Specifically, in March, President Barack Obama signed a healthcare reform law, the Patient Protection and Affordable Care Act, which promises to substantially change the nation’s health insurance system. 

There are eight new health reforms that health insurers will have to follow. These reforms are a major work in progress. The law will provide health insurance to about 30 million Americans who currently lack it. Consumer protections will increase and more choices in services will be offered. Health insurers will be more closely regulated and held accountable for their rates. 

Some of the provisions from the Affordable Care Act will require health insurers to provide coverage for people with various medical conditions.
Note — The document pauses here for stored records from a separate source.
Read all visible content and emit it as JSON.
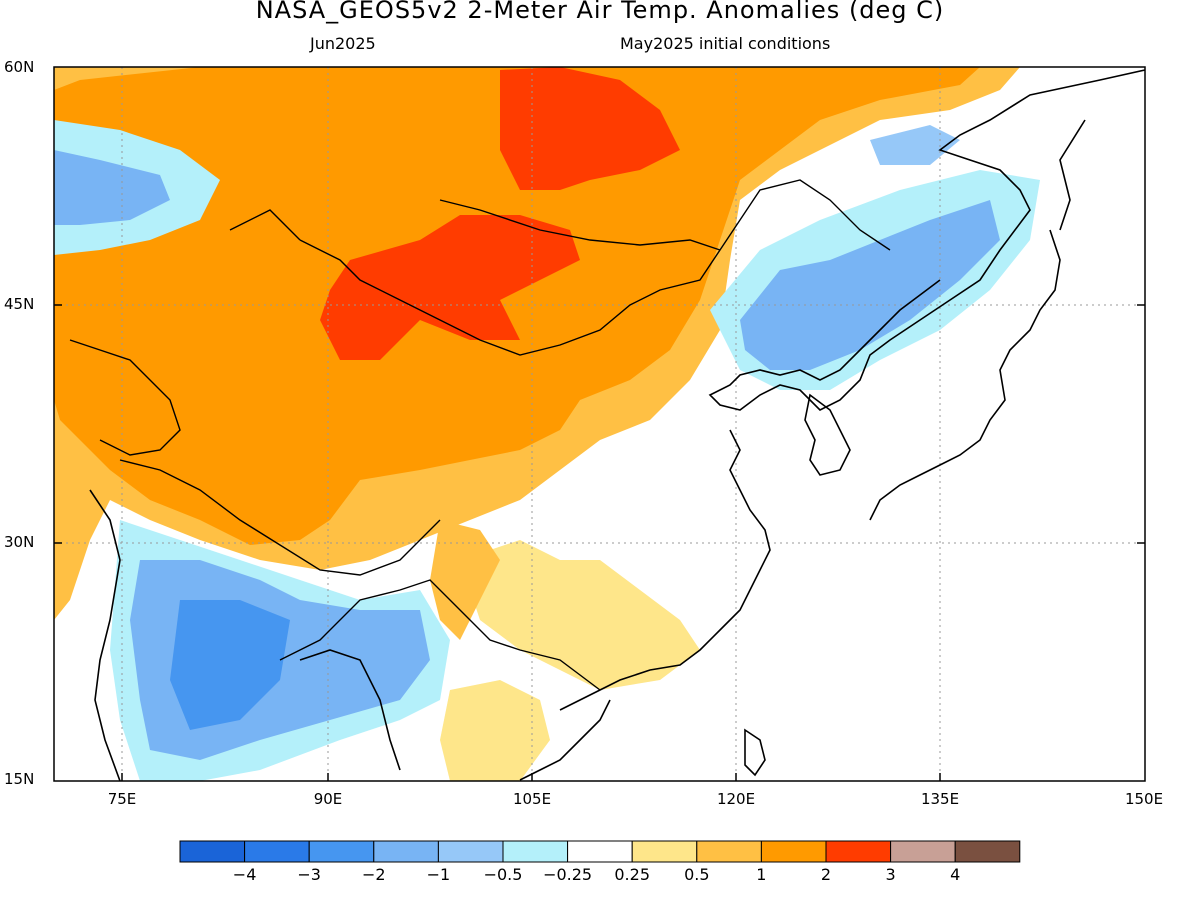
{
  "title": "NASA_GEOS5v2 2-Meter Air Temp. Anomalies (deg C)",
  "subtitle_left": "Jun2025",
  "subtitle_right": "May2025 initial conditions",
  "lat_labels": [
    "60N",
    "45N",
    "30N",
    "15N"
  ],
  "lon_labels": [
    "75E",
    "90E",
    "105E",
    "120E",
    "135E",
    "150E"
  ],
  "colorbar": {
    "colors": [
      "#1a64d8",
      "#2a7ae8",
      "#4696f0",
      "#78b4f4",
      "#96c8f8",
      "#b4f0fa",
      "#ffffff",
      "#fee68a",
      "#ffc044",
      "#ff9a00",
      "#ff3c00",
      "#c8a096",
      "#7a5040"
    ],
    "labels": [
      "-4",
      "-3",
      "-2",
      "-1",
      "-0.5",
      "-0.25",
      "0.25",
      "0.5",
      "1",
      "2",
      "3",
      "4"
    ]
  },
  "map_data": {
    "lat_range": [
      15,
      60
    ],
    "lon_range": [
      70,
      150
    ],
    "variable": "2-Meter Air Temp. Anomalies",
    "units": "deg C"
  }
}
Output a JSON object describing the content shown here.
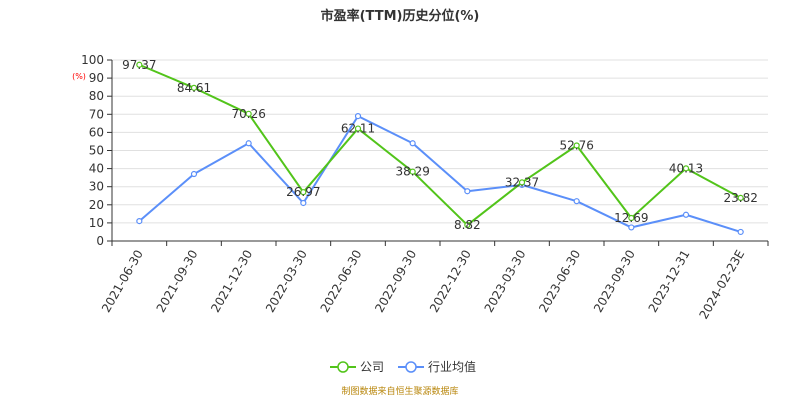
{
  "title": "市盈率(TTM)历史分位(%)",
  "y_unit": "(%)",
  "source": "制图数据来自恒生聚源数据库",
  "colors": {
    "company": "#52c41a",
    "industry": "#5b8ff9",
    "axis": "#333333",
    "grid": "#e0e0e0",
    "source": "#b8860b"
  },
  "chart_data": {
    "type": "line",
    "title": "市盈率(TTM)历史分位(%)",
    "ylabel": "(%)",
    "ylim": [
      0,
      100
    ],
    "yticks": [
      0,
      10,
      20,
      30,
      40,
      50,
      60,
      70,
      80,
      90,
      100
    ],
    "grid": true,
    "legend_position": "bottom",
    "categories": [
      "2021-06-30",
      "2021-09-30",
      "2021-12-30",
      "2022-03-30",
      "2022-06-30",
      "2022-09-30",
      "2022-12-30",
      "2023-03-30",
      "2023-06-30",
      "2023-09-30",
      "2023-12-31",
      "2024-02-23E"
    ],
    "series": [
      {
        "name": "公司",
        "color": "#52c41a",
        "values": [
          97.37,
          84.61,
          70.26,
          26.97,
          62.11,
          38.29,
          8.82,
          32.37,
          52.76,
          12.69,
          40.13,
          23.82
        ],
        "labels": [
          "97.37",
          "84.61",
          "70.26",
          "26.97",
          "62.11",
          "38.29",
          "8.82",
          "32.37",
          "52.76",
          "12.69",
          "40.13",
          "23.82"
        ]
      },
      {
        "name": "行业均值",
        "color": "#5b8ff9",
        "values": [
          11,
          37,
          54,
          21,
          69,
          54,
          27.5,
          31,
          22,
          7.5,
          14.5,
          5
        ]
      }
    ]
  }
}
Children under age 19 with a pre-existing medical condition can be covered. Discriminatory practices, such as the denial of care for pre-existing conditions, will now be banned. The lifetime limit or cap on health coverage has ended, so people with expensive medical conditions can also be covered. Another group of people, young adults, will also have increased access to health insurance. Young adults can stay on their parent’s health insurance plan until age 26, even if they don’t receive coverage on the job.
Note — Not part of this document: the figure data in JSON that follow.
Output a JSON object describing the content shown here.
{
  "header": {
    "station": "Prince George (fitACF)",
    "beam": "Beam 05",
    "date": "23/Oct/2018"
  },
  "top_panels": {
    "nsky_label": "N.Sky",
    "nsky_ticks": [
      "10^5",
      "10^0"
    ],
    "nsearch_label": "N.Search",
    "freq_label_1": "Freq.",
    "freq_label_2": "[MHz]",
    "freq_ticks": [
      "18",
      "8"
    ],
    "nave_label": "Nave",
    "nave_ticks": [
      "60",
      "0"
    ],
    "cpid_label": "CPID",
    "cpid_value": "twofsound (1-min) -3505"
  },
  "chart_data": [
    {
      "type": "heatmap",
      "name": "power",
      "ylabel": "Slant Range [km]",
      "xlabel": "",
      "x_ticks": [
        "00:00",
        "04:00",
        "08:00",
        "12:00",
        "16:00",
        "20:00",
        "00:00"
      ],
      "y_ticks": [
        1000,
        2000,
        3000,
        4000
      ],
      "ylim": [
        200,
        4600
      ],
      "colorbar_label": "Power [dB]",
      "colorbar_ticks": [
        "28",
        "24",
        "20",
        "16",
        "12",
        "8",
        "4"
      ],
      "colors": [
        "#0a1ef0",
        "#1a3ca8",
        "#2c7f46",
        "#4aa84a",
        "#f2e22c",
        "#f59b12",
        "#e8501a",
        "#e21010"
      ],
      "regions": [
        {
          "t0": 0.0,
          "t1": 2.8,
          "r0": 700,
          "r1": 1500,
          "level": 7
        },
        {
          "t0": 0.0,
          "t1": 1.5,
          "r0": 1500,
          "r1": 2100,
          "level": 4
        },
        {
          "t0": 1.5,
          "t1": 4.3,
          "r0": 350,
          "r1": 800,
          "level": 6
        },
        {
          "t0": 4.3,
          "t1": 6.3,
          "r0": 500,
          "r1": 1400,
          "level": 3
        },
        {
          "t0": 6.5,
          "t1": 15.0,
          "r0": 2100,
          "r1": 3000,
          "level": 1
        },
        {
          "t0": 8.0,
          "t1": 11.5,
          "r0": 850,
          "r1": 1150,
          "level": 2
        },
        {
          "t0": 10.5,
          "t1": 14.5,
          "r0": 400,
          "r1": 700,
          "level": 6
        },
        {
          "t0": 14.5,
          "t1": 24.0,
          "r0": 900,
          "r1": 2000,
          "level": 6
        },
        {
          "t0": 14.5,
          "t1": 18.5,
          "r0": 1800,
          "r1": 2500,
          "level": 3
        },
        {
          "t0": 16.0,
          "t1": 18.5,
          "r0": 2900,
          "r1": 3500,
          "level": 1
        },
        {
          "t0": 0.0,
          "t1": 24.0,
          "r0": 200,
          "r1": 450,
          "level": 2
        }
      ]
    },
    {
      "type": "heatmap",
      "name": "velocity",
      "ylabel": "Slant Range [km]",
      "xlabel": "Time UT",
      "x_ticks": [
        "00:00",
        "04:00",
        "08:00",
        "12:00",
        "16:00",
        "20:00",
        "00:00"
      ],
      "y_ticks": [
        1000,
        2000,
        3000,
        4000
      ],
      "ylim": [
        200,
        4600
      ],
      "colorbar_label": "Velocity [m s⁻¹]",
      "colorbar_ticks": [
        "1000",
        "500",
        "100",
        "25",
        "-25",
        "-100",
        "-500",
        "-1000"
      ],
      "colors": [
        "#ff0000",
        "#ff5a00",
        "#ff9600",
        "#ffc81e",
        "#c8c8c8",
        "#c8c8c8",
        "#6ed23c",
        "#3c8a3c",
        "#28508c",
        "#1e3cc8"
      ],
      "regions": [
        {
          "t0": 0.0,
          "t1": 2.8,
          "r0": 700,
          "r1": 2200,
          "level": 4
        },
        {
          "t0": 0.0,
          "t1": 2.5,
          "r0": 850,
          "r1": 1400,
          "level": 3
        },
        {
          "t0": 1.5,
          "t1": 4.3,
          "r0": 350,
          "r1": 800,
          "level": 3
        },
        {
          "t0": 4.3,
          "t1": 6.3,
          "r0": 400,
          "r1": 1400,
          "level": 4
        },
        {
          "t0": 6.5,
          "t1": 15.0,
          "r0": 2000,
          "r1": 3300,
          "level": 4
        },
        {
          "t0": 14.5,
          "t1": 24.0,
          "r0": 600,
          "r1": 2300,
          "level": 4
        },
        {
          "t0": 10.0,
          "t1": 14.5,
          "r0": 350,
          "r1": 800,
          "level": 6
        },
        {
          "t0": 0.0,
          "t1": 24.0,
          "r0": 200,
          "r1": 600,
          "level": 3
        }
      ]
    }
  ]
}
Under the law, consumers will have increased access to health services. Health insurers are required to provide free preventive services, including screenings, blood pressure, diabetes, and cholesterol tests, vaccinations, and many cancer screenings. Consumers can seek emergency room services from a facility outside their plan’s network, without having to pay higher copayments. Patients also have the right to ask the insurance company to reconsider any denial of coverage.
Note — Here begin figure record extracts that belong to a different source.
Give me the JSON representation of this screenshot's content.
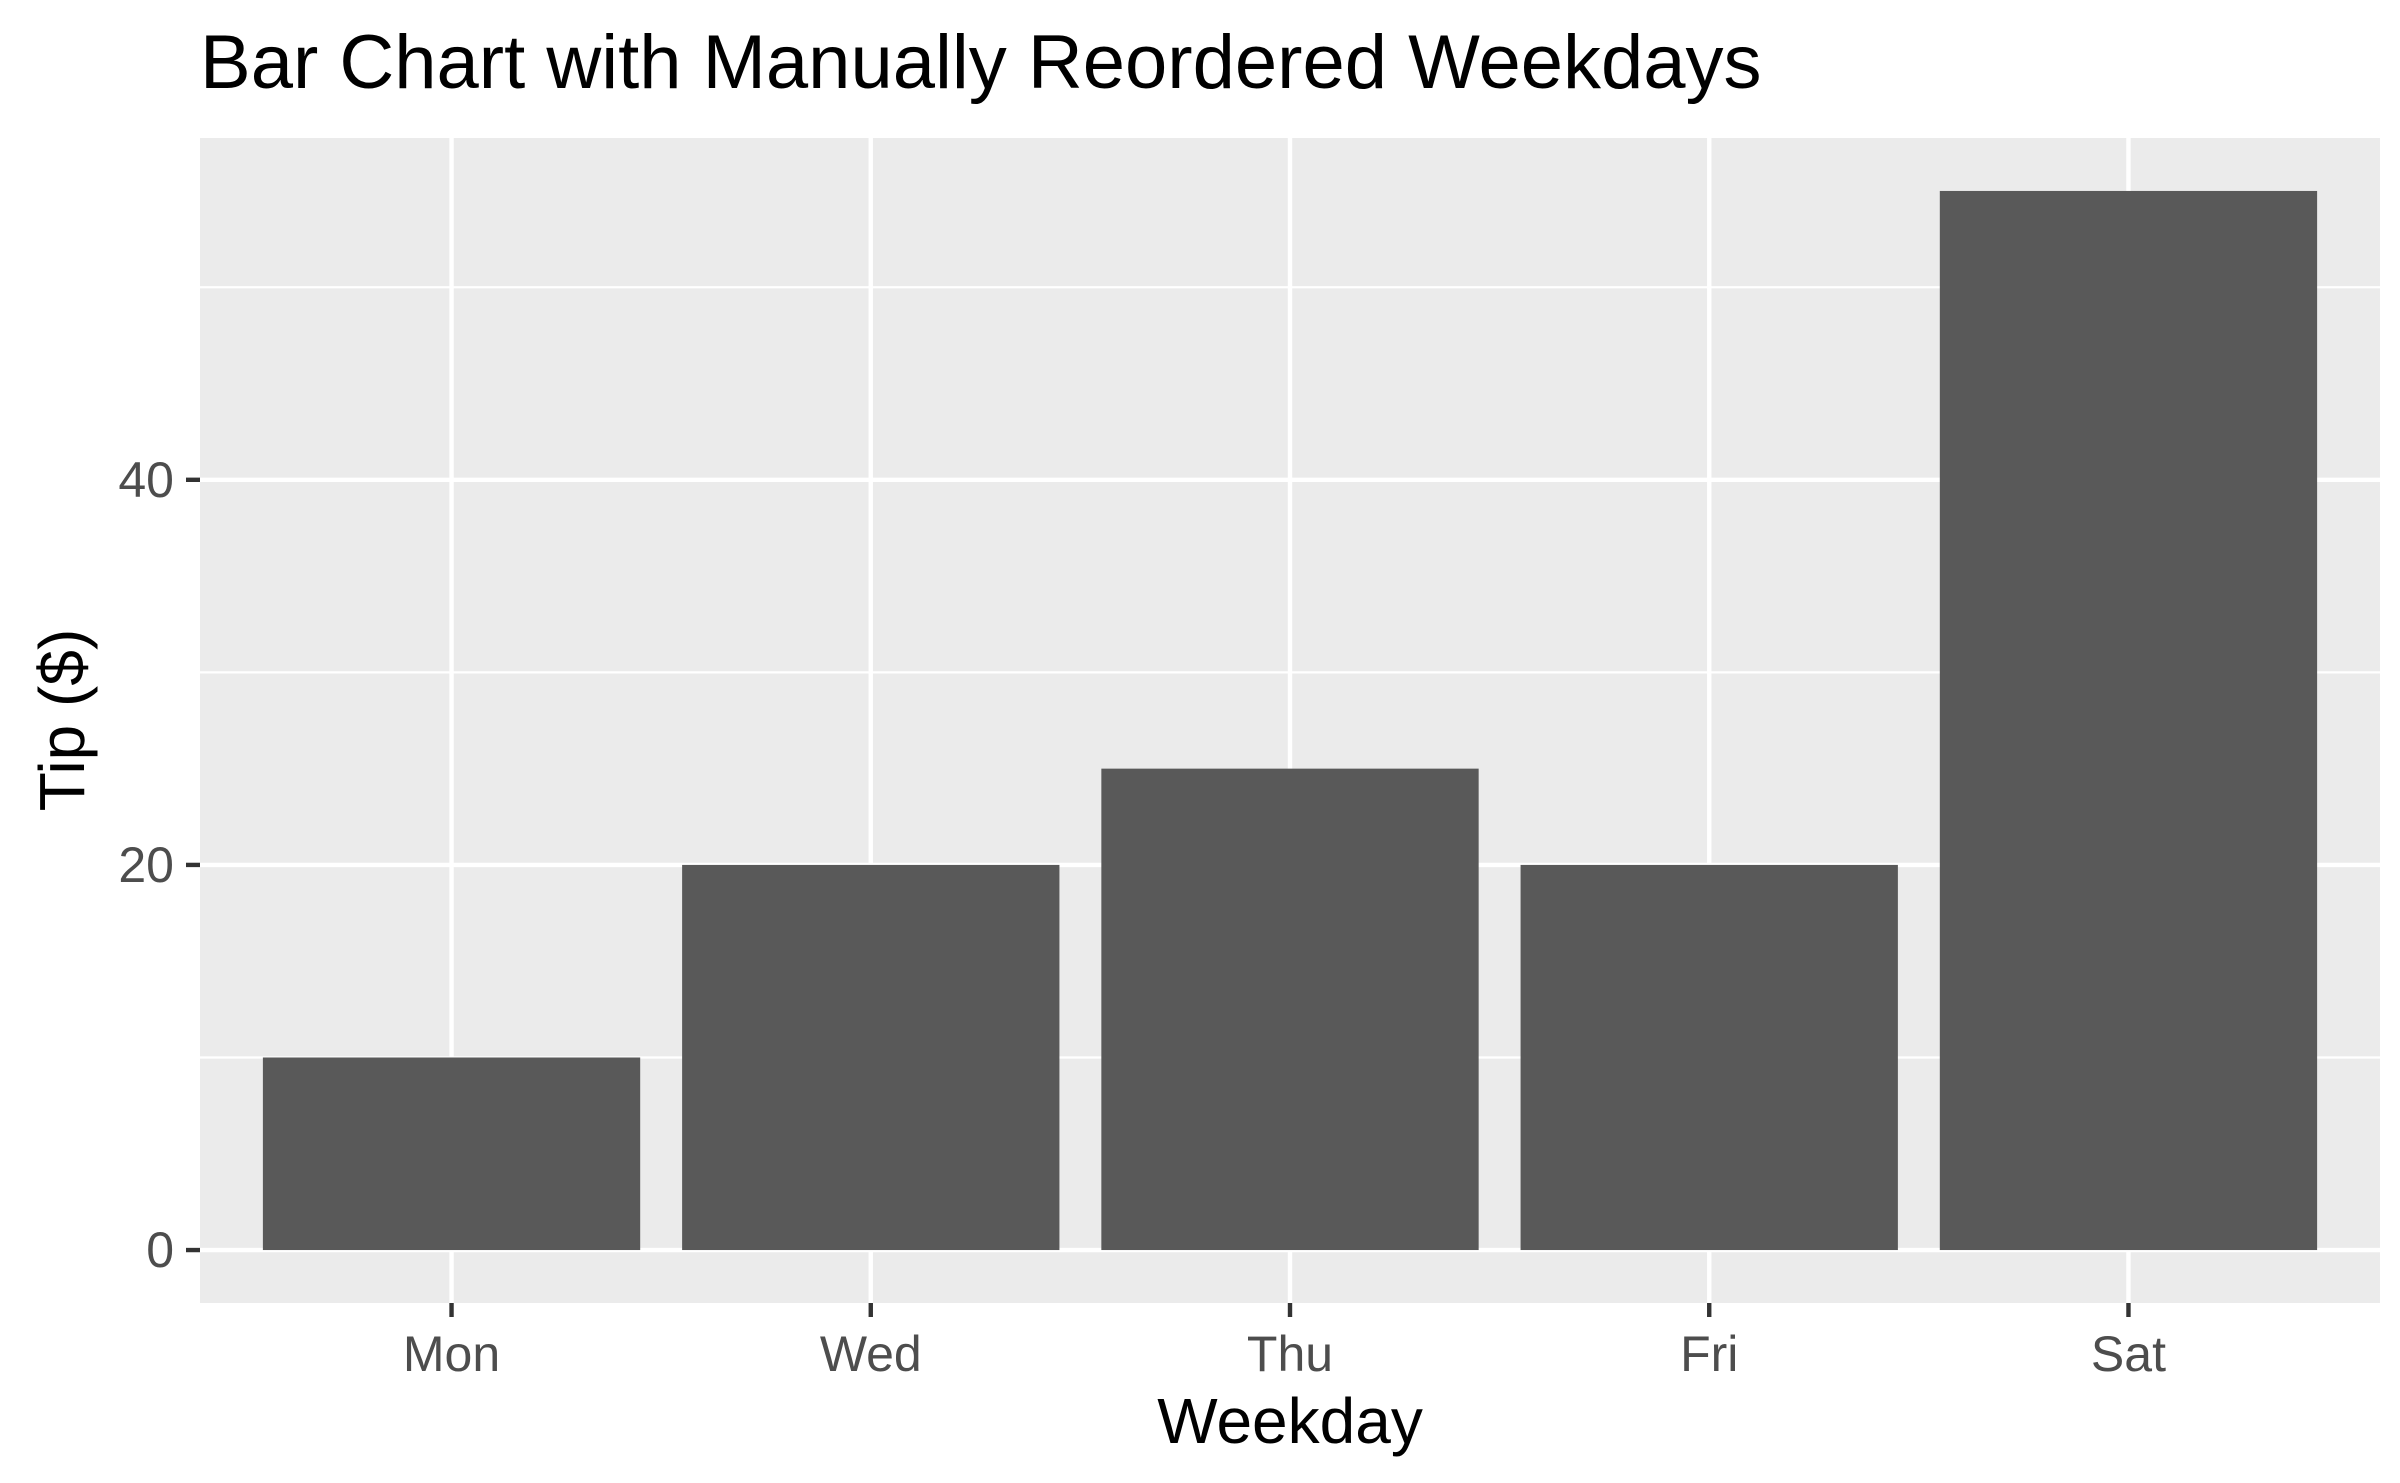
{
  "chart_data": {
    "type": "bar",
    "title": "Bar Chart with Manually Reordered Weekdays",
    "xlabel": "Weekday",
    "ylabel": "Tip ($)",
    "categories": [
      "Mon",
      "Wed",
      "Thu",
      "Fri",
      "Sat"
    ],
    "values": [
      10,
      20,
      25,
      20,
      55
    ],
    "yticks": [
      0,
      20,
      40
    ],
    "ylim": [
      -2.75,
      57.75
    ],
    "grid": true,
    "legend": "none",
    "colors": {
      "bar": "#595959",
      "panel": "#ebebeb",
      "grid": "#ffffff",
      "tick_text": "#4d4d4d",
      "tick_mark": "#333333"
    }
  }
}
Health insurers are struggling with the cost of these reforms and the regulation of premiums. The “medical-loss ratio” provision of the law sets limits on how insurers allocate consumers’ premium dollars toward medical care versus administrative costs and profits. Insurers in individual and small group markets will have to spend 80 percent of premium dollars on medical care, while large group markets will be required to spend 85 percent. 

The National Association of Insurance Commissioners (NAIC) has spoken out against the high medical-loss ratio. This week, the NAIC met with President Obama to discuss implementation of the health care law. Health insurers are concerned that the medical-loss ratio would reduce competition in the individual insurance market. 

The NAIC has released a draft plan for the exclusion of most federal and state taxes in the overhead when calculating the medical-loss ratio, so that they can hit the 80 or 85 percent requirement.

Health insurance companies are now taking actions to mitigate costs. They are cutting administrative staff to lower overhead costs. Some companies have announced that they would stop selling new child-only policies in an effort to avoid the expense of covering children with serious medical conditions. Insurers are also investing in technology systems to improve quality of patient care while simultaneously minimizing costs.